Several supporting characters influence the unfolding events. Natarajan and his wife often attempt to mediate family disputes. Appasamy provides comic relief while also offering philosophical reflections on fate and time. Srinivasa Murthy’s life also intersects with ordinary people such as a car driver, a shop owner, postmen, and Govindarajan’s friend, reinforcing the theme that time connects lives in unexpected ways.

As tensions escalate, Priya seeks the help of a local don in a guest appearance, further complicating matters. Despite mounting pressure and threats, Srinivasa Murthy remains firm in his values and refuses to compromise his integrity.

In the climax, the truth behind Priya’s manipulations and Dhilip’s hostility is revealed. Govindarajan recognizes Srinivasa Murthy’s sincerity and accepts him as a suitable partner for Thulasi. Priya finally comes to terms with reality and understands that love cannot be forced. The film concludes with Srinivasa Murthy and Thulasi united, reinforcing the central message that time ultimately rewards truth, patience, and genuine love.

== Production ==
The film marked the directorial debut of Geetha Krishna in Tamil, and began as a quadrilingual venture in Tamil, Hindi, Telugu and Malayalam. Prashanth was initially announced as the hero in the film as early as November 1997 when the film's launch took place. Prashanth started working for the film in Kodaikanal during October 1998 but later backed out, while Ajith Kumar also refused the film due to lack of time. After several delays, Prabhu Deva was subsequently selected to play the lead role and the film was shot only in Tamil. Two debutant actresses were announced to portray the lead female roles, Menaka Senail and Radhika Chaudhari, though the former was later replaced by Simran. Model Bobbu Poonai made his acting debut as the antagonist. Filming mainly took place in and around Annavaram, Vishakhapatnam and Srikakulam in Andhra Pradesh, while minority of scenes were shot in and around Alappuzha and Pathanamthitta in Kerala. Malaysian Tamil director Sandosh Kesavan worked as an assistant cameraman.

== Soundtrack ==
The songs were composed by Ilaiyaraaja and lyrics were written by Palani Bharathi. To compose the songs, Ilaiyaraaja and Geetha Krishna went on a recce to Maldives and had longlisted thirty songs for the film, before picking six. For the Telugu version, the lyrics were written by Veturi and Vanamali. The song "Kadhal Neethana" later used as a background score in the 2022 film Love Today.
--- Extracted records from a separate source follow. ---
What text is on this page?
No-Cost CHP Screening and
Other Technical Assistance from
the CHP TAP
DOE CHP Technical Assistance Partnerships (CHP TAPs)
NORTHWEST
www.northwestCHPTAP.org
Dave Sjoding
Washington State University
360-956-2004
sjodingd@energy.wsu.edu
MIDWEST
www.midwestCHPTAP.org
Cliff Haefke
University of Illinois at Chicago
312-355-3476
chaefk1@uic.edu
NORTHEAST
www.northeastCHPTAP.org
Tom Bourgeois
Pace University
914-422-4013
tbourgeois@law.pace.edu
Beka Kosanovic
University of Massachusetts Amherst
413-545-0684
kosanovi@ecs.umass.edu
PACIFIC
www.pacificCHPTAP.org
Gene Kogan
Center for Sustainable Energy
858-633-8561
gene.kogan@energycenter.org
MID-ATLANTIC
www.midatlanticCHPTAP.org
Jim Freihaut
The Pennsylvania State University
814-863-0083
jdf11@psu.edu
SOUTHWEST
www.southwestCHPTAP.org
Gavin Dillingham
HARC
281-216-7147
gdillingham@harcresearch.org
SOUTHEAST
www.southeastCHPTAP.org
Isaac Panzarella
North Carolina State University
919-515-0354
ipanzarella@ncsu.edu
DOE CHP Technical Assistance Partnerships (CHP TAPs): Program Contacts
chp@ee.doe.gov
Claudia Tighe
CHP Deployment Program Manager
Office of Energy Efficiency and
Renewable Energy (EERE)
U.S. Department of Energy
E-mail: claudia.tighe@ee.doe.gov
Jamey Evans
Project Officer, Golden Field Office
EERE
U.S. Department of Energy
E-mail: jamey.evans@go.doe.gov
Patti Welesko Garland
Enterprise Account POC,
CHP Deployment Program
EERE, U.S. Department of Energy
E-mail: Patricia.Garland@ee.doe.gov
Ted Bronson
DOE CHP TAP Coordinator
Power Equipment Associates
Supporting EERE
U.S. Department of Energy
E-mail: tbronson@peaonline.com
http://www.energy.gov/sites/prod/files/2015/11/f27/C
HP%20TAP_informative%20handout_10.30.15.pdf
| Song | Singers | Length |
|---|---|---|
| "Kadhal Neethana" | Unni Krishnan, Sujatha | 05:01 |
| "Muthu Nilave" | Karthik Raja, Bhavatharini | 05:50 |
| "Naan Thanga Roja" | Swarnalatha, S. P. Balasubrahmanyam | 05:10 |
| "Ninachapadi" | Unni Menon, Devan, Malgudi Subha | 05:42 |
| "Niram Pirithu" | Sujatha | 05:16 |
| "Thavikkiren Thavikkiren" | Bhavatharini, Hariharan | 05:11 |

== Critical reception ==
Malathi Rangarajan of The Hindu wrote, "Two aspects of Time stand out – Ilaiyaraja's re-recording and M. V. Paneer's camera work. As for the rest, there isn't much to be said". K. N. Vijiyan of New Straits Times wrote the film has shades of Kadhal Kottai (1996), but "the story gets a little muddled in the end". Chennai Online wrote "The locales are exotic, the frames beautiful and the costume colourful. But what the film lacks is cohesive narration".

Regarding the Telugu dubbed version, Grdiddaluru Gopalrao of Zamin Ryot wrote that this is not a typical love story and also praised the music and cinematography. Reviewing the same, Kiran of Telugucinema.com wrote, "The movie has a wafer thin story line. The first half is too slow. The story doesn't move anywhere. The second half is too confusing and complex. The ending is abrupt. Probably, Geetakrishna should go back to some film institute and learn direction".